Send exactly one 205 byte packet. How do you really know? I can see it go out on a scope. And the other end receives a packet with bytes 0-56. Then another packet with bytes 142-204. Finally a packet a 200ms later with bytes 57-141.
FfffFFFFffff You!
If you were using TCP, then this is absolutely normal and expected behavior. It is a stream protocol, not packet/message based.
At the application layer you would not see the reordered bytes. However on the network you have IP beneath both UDP and TCP and network hardware is normally free to slice and reorder those IP packages however it wants.

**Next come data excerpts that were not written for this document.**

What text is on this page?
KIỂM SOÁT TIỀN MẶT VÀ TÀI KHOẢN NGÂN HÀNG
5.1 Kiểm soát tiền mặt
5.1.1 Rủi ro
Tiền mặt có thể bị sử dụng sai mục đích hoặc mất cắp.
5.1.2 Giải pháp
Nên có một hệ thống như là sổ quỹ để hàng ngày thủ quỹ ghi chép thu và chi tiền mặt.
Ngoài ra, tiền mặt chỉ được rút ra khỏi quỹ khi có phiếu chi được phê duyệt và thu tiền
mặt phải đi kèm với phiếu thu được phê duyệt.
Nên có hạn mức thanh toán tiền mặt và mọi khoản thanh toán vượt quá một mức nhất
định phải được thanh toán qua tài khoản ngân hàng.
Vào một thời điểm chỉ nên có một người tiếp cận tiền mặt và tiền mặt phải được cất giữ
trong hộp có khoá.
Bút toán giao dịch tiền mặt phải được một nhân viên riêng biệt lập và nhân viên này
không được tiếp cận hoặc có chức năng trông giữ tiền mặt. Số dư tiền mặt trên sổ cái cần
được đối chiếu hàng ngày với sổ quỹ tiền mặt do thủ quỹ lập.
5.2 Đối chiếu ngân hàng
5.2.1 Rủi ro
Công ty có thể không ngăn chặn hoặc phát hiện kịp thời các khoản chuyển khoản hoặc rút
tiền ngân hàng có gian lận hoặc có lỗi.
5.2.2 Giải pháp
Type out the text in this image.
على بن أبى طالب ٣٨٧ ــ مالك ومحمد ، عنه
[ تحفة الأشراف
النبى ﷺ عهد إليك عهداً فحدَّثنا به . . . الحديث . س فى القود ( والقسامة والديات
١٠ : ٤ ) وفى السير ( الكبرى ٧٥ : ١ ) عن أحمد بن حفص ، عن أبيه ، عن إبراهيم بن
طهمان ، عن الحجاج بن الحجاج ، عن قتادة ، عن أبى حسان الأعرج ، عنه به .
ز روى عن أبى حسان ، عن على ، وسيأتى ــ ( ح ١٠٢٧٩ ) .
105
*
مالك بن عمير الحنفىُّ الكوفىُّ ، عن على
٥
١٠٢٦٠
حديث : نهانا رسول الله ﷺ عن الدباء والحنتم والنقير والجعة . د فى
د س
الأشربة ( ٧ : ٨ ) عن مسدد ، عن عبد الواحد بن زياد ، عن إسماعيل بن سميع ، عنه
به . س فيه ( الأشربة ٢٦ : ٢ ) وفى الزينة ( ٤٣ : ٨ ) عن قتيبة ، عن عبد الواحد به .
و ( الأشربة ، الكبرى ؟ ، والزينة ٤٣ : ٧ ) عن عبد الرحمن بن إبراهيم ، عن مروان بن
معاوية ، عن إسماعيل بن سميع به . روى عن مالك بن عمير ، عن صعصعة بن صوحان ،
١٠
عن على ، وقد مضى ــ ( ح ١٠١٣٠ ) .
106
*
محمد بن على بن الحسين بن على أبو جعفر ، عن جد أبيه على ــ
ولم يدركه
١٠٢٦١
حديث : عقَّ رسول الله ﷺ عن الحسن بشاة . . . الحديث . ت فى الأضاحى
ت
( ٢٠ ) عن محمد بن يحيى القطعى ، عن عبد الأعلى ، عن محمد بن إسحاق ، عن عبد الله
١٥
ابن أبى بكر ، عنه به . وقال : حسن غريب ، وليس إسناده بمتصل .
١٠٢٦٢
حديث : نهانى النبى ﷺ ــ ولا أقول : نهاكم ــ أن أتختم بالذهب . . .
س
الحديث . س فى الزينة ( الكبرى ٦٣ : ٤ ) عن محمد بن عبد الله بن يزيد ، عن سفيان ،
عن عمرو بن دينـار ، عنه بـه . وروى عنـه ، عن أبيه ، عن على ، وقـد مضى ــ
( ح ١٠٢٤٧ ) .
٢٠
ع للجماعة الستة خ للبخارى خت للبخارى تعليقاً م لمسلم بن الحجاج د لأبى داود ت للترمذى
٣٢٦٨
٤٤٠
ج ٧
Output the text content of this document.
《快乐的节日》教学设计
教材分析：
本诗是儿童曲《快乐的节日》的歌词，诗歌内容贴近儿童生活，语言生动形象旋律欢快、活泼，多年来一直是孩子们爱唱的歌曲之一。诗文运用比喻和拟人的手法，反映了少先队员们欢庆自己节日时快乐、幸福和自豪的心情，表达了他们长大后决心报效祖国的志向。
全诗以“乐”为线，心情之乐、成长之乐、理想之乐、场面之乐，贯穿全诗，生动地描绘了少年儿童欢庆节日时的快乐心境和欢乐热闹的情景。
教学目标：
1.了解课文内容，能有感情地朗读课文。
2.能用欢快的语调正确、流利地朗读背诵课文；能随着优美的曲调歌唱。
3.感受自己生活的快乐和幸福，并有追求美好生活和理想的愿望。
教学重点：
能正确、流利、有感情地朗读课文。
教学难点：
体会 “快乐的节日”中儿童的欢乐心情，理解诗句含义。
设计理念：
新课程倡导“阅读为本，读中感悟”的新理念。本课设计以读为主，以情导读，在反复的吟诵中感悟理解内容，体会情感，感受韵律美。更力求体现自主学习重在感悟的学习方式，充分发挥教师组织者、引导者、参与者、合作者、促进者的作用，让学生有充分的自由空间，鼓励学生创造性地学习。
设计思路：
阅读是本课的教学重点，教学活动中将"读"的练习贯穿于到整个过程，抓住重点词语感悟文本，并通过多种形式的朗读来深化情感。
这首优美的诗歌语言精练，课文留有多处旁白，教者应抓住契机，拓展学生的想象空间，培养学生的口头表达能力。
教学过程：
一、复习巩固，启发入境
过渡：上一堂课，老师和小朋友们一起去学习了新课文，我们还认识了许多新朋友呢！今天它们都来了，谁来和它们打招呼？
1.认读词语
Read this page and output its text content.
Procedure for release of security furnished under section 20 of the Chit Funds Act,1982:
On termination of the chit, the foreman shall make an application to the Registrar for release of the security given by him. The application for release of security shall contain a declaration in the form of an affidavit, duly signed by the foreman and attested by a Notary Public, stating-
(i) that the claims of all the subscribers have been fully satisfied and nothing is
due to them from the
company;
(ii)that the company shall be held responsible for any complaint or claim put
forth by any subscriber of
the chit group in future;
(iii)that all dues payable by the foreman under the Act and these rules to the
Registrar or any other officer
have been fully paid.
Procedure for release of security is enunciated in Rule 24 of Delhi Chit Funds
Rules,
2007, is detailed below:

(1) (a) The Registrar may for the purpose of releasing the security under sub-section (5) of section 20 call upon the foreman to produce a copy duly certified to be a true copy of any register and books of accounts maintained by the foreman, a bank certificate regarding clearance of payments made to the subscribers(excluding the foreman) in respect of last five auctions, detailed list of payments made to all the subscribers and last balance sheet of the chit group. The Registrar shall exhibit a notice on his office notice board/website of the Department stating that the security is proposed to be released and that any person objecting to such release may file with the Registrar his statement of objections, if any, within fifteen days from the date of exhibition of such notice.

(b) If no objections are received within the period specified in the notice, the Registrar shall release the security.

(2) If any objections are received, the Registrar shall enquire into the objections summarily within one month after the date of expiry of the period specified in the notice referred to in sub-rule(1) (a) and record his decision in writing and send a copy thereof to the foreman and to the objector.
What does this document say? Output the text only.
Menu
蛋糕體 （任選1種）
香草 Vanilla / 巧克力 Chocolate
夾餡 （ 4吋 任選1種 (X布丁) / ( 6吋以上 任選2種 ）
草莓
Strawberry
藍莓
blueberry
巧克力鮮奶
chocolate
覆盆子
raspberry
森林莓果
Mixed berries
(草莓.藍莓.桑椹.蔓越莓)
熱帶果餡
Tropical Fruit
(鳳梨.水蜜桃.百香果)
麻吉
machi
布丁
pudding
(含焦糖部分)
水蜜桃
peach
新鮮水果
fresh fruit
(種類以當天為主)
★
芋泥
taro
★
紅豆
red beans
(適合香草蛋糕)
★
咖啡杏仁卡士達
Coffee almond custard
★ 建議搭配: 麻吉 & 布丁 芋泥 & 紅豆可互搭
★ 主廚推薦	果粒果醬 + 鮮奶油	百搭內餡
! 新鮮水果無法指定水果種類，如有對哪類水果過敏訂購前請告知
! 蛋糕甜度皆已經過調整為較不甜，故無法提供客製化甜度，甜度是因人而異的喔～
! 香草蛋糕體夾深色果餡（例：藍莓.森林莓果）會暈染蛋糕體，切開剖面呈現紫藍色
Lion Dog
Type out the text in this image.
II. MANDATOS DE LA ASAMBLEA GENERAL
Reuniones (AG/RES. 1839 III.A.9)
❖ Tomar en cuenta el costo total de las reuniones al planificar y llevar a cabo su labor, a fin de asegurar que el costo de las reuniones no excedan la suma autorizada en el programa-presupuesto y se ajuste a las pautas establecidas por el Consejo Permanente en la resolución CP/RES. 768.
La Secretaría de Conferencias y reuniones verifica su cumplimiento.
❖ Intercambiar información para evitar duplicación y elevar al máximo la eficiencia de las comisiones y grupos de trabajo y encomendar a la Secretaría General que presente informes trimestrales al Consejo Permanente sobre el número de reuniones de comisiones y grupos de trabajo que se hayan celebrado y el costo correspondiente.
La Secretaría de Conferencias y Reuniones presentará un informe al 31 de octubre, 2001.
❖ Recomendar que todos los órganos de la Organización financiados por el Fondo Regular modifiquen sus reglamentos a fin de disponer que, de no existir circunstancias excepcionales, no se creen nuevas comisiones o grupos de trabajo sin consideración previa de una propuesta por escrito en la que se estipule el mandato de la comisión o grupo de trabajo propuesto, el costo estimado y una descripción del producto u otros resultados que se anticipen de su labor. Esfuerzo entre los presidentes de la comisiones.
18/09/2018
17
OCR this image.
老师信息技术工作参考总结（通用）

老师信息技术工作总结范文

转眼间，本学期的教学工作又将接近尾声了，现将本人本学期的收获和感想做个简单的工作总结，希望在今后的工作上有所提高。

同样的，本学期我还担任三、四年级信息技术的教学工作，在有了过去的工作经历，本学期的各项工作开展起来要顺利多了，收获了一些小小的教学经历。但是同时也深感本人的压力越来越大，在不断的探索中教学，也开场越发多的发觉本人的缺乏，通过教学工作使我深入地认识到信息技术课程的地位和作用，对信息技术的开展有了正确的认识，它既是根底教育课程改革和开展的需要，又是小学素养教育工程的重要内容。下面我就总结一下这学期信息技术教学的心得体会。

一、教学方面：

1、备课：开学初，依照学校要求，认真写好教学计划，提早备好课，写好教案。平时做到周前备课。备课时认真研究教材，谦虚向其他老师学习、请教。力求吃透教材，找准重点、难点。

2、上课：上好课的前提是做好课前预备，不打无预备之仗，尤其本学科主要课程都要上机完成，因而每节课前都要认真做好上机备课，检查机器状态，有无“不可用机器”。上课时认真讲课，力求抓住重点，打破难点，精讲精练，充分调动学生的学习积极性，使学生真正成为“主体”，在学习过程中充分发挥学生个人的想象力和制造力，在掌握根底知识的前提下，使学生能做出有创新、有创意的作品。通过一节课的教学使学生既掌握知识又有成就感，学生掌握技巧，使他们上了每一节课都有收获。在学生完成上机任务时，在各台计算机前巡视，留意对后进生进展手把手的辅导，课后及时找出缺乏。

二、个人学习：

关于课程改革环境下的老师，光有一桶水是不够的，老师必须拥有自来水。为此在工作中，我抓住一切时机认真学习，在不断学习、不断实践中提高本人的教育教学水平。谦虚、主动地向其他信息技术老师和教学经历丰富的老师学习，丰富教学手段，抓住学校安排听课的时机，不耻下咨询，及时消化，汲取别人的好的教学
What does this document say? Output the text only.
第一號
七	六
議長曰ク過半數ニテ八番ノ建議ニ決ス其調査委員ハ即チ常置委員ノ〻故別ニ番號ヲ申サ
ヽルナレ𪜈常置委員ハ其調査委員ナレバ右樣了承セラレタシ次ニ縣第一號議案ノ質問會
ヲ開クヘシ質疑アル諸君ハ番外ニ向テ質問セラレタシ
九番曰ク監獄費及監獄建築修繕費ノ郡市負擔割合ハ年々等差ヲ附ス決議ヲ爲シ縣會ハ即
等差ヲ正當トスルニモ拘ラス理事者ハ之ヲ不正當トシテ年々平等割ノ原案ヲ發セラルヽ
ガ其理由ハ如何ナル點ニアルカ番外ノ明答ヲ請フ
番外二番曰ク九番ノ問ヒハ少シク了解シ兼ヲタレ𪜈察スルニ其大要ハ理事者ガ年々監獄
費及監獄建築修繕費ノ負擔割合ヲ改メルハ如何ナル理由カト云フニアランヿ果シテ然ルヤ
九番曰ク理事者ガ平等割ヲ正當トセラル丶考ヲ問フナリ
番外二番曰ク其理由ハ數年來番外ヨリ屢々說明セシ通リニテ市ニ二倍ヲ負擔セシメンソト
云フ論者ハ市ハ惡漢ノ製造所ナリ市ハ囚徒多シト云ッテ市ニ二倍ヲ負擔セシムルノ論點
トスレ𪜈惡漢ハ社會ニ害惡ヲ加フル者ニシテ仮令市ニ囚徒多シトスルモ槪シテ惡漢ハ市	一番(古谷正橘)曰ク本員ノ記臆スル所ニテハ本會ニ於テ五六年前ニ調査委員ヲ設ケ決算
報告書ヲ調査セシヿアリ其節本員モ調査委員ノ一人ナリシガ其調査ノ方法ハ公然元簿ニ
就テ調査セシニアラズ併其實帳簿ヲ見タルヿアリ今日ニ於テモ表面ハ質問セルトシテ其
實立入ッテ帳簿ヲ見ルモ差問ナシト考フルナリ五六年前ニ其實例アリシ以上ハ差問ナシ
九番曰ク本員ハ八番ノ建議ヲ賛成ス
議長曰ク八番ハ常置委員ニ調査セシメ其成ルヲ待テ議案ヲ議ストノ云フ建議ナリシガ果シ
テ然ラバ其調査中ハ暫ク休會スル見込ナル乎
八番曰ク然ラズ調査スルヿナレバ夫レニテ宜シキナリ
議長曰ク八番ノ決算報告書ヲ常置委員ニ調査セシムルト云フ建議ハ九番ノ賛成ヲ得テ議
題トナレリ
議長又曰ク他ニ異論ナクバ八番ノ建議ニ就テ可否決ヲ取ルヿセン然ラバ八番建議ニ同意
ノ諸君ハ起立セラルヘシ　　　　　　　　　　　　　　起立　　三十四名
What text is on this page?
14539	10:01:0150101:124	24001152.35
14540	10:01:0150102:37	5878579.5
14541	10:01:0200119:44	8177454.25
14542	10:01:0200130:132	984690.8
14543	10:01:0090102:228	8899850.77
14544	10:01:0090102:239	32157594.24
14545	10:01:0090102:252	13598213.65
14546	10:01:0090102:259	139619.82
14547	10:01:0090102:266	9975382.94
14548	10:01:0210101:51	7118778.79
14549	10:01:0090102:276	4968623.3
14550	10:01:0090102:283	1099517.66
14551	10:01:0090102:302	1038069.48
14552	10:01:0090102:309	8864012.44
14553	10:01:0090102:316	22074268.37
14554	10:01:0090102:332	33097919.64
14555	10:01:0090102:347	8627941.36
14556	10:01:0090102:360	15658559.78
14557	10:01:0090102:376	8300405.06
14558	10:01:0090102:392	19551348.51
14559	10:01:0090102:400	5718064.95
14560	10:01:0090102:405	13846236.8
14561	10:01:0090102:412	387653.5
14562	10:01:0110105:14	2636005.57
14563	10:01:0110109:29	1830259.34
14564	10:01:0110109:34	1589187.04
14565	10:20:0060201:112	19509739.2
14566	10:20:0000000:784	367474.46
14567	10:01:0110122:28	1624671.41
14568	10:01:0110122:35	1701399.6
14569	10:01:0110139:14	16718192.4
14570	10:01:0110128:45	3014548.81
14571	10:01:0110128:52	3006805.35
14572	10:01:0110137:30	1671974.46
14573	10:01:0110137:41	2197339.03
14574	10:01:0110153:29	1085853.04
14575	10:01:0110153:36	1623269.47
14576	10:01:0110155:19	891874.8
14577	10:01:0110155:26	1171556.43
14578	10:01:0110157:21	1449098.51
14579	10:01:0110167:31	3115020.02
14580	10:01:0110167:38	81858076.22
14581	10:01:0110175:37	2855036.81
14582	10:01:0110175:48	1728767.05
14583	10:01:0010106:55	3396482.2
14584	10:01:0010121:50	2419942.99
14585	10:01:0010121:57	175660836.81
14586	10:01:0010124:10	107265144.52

It's not. Routers are expected to be allowed to slice IPv4 packets above 576 bytes. They can't slice IPv6 and they can't slice TCP.
However, malicious middleboxes insert themselves into your TCP connections, terminating a separate TCP connection on each side of the spyware and therefore completely rewriting TCP segment boundaries.
In less common scenarios, the same may be done by non malicious middleboxes - but it's almost always malicious ones. The party that attacked xmpp.is/jabber.ru terminated not only TCP but also TLS and issued itself a Let's Encrypt certificate.
Things like these make me cry
If only there was some sort of User Datagram Protocol where you could send specifically tuned packets like this.
Those who do not understand TCP are doomed to reimplement it with UDP.
The same is true of those who do understand it.
That first time you do sure is fun though.